I would never want to go clubbing. It's not my cup of tea and have absolutely no desire to step inside a place like that. On the other hand, a bar/pub can be fun. I would be up for that and could enjoy that. I would look up those places and offer those, but no to the clubs.


----------



## weightlifter (Dec 14, 2012)

Your husband likes spending time with you.
You won.
Read all the stories about being ignored here.

Do it.


----------



## weightlifter (Dec 14, 2012)

I wonder if the OP realizes just how many women will read her post and think, "I sure wish MY HUSBAND would do that."


----------



## HappyAfter10 (Aug 18, 2015)

I certainly hope I didn't give the impression I am complaining, because that is totally not the case.

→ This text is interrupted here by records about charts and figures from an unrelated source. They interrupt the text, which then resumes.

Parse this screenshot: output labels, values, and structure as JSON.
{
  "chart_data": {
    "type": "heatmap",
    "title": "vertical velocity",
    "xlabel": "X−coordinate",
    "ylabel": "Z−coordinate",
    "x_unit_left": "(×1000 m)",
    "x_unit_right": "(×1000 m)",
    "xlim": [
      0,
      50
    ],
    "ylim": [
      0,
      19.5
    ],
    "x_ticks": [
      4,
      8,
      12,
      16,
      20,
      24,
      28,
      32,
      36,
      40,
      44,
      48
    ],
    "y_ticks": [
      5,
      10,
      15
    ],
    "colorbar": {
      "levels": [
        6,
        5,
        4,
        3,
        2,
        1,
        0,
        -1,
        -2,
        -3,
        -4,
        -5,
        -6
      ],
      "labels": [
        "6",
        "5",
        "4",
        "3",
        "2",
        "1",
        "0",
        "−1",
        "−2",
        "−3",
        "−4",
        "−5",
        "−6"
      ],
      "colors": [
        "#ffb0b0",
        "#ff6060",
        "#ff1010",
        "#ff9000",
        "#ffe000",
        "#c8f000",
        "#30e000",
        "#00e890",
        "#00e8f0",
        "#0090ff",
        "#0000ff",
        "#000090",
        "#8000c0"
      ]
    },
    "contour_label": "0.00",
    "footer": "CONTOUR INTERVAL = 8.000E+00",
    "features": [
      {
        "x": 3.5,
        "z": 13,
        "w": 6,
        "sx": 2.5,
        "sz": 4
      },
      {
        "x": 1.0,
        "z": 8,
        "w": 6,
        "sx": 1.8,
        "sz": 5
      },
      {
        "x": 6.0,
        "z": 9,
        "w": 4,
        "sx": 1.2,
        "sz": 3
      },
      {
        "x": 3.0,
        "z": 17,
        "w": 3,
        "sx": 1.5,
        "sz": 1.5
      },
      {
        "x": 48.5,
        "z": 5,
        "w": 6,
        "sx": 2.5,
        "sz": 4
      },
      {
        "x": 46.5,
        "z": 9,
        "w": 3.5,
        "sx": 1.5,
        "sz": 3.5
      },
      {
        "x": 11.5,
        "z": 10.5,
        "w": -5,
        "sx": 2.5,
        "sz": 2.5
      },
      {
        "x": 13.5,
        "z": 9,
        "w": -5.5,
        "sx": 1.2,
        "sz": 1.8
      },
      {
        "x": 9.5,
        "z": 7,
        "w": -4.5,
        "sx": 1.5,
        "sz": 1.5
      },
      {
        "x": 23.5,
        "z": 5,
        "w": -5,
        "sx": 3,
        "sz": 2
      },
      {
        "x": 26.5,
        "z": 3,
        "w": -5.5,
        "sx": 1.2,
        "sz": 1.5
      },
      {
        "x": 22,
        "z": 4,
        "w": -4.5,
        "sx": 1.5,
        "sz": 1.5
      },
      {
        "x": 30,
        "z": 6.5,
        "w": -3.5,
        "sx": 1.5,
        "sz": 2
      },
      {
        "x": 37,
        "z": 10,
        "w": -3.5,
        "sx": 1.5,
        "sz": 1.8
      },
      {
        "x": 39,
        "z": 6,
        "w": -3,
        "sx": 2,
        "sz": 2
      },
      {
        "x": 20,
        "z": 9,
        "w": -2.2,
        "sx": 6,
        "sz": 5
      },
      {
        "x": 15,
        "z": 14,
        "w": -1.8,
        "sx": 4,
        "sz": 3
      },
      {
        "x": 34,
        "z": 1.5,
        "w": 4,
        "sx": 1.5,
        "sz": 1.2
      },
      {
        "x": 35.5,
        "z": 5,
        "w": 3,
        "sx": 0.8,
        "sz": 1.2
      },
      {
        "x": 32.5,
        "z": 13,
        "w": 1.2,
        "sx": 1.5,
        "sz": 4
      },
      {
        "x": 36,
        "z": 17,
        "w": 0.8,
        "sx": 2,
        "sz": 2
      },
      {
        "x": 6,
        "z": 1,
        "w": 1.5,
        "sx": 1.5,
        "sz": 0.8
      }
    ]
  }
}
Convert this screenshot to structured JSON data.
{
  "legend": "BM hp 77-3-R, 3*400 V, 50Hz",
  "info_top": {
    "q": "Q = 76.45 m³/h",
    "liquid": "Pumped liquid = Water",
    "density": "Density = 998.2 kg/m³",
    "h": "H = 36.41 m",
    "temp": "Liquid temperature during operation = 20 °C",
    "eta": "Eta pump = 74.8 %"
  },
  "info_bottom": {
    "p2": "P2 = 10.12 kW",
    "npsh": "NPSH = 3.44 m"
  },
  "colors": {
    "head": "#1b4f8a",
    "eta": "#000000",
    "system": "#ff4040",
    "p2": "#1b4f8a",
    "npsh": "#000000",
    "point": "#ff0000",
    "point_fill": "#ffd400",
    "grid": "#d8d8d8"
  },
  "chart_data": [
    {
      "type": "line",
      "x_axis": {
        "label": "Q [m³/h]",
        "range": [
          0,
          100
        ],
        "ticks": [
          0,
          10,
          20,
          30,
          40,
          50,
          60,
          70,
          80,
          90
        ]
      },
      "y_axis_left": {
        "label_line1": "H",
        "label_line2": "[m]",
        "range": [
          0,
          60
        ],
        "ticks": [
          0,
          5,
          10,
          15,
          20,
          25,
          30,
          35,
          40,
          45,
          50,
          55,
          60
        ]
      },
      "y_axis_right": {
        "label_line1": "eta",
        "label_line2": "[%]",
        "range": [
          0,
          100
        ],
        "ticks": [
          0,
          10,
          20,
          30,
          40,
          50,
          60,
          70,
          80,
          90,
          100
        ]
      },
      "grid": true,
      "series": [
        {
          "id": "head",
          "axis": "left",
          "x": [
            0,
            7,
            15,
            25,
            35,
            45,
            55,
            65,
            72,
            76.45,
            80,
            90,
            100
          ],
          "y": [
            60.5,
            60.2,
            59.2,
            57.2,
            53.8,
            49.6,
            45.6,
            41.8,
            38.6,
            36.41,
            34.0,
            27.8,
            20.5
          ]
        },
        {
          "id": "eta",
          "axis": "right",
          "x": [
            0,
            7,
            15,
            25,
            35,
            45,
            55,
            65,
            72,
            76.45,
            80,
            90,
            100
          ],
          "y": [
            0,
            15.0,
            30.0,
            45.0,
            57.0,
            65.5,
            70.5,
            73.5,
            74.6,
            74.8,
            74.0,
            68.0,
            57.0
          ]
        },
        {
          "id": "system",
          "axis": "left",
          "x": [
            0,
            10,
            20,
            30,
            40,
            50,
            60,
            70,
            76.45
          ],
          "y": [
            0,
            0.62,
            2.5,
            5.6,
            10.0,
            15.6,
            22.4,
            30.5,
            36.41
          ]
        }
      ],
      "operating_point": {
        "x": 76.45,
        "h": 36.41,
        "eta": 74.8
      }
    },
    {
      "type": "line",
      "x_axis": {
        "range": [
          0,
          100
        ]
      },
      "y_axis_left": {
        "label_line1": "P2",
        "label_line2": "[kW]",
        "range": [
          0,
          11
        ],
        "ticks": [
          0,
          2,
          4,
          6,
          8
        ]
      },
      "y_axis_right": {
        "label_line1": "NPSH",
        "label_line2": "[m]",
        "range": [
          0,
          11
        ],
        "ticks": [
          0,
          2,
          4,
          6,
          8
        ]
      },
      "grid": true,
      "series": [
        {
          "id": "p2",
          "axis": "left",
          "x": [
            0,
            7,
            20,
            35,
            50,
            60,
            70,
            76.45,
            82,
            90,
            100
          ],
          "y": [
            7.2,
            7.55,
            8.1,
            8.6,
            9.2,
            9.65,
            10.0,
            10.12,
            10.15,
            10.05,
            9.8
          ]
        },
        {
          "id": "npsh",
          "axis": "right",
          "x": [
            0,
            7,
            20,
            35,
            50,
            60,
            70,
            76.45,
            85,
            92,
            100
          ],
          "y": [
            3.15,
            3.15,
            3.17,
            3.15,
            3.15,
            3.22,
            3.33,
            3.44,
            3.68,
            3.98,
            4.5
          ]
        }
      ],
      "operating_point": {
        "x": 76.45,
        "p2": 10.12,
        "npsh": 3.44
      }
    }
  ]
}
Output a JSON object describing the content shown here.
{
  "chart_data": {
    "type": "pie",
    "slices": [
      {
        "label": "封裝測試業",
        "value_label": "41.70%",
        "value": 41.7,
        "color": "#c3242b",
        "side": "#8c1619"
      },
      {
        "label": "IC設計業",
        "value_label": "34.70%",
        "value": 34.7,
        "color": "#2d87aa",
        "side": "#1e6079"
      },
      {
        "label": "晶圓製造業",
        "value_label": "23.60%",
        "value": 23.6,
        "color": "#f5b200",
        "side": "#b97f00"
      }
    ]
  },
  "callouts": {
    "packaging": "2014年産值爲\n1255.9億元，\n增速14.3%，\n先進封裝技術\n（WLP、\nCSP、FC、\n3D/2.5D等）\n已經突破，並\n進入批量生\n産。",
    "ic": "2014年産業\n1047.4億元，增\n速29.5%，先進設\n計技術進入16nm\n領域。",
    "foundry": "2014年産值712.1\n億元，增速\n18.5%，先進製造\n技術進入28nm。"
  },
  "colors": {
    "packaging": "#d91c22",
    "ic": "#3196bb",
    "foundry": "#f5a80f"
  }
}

Trust me, you guys don't know the half of how lucky I am 

I am simply awkward as hell, and looking for other peoples input on a social situation I am not used to. I'm all for trying something new, or something I have not done in a long long time.


----------



## SecondTime'Round (Jan 15, 2015)

HappyAfter10 said:


> I certainly hope I didn't give the impression I am complaining, because that is totally not the case. Trust me, you guys don't know the half of how lucky I am
> 
> *I am simply awkward as hell, *and looking for other peoples input on a social situation I am not used to. I'm all for trying something new, or something I have not done in a long long time.


lol awwwww . I'm sure it's not as bad as you think!


----------



## HappyAfter10 (Aug 18, 2015)

Lol sweet of you to say 

I have learned how to hold my own and make conversation, but the club/bar scene is one I have never experienced much. Another learning curve I guess.

Its funny, often times women are the chatty ones, its the opposite with us.


----------



## SecondTime'Round (Jan 15, 2015)

HappyAfter10 said:


> Lol sweet of you to say
> 
> I have learned how to hold my own and make conversation, but the club/bar scene is one I have never experienced much. Another learning curve I guess.
> 
> Its funny, often times women are the chatty ones, its the opposite with us.


Definitely start with a pub/bar. Hopefully he will compromise on that! Seek out a night when a live band is playing and a place that at least has tables to sit at.

You sound like someone I'd love to hang out with!


----------



## LainyLove22 (Aug 22, 2015)

I wouldn't mind a night out occasionally with loud ass music , cigarette smoke and tipsy dancing ...... all to escape the reality of being a working mother of 2 children and also a housewife.

The thing is that my SO is a little more than a decade older than an I am and he's is sooo over this kind of scene. 

As a compromise we may head out to a much more sedate bar or lounge for drinks which is not the same nevertheless a night out together.


----------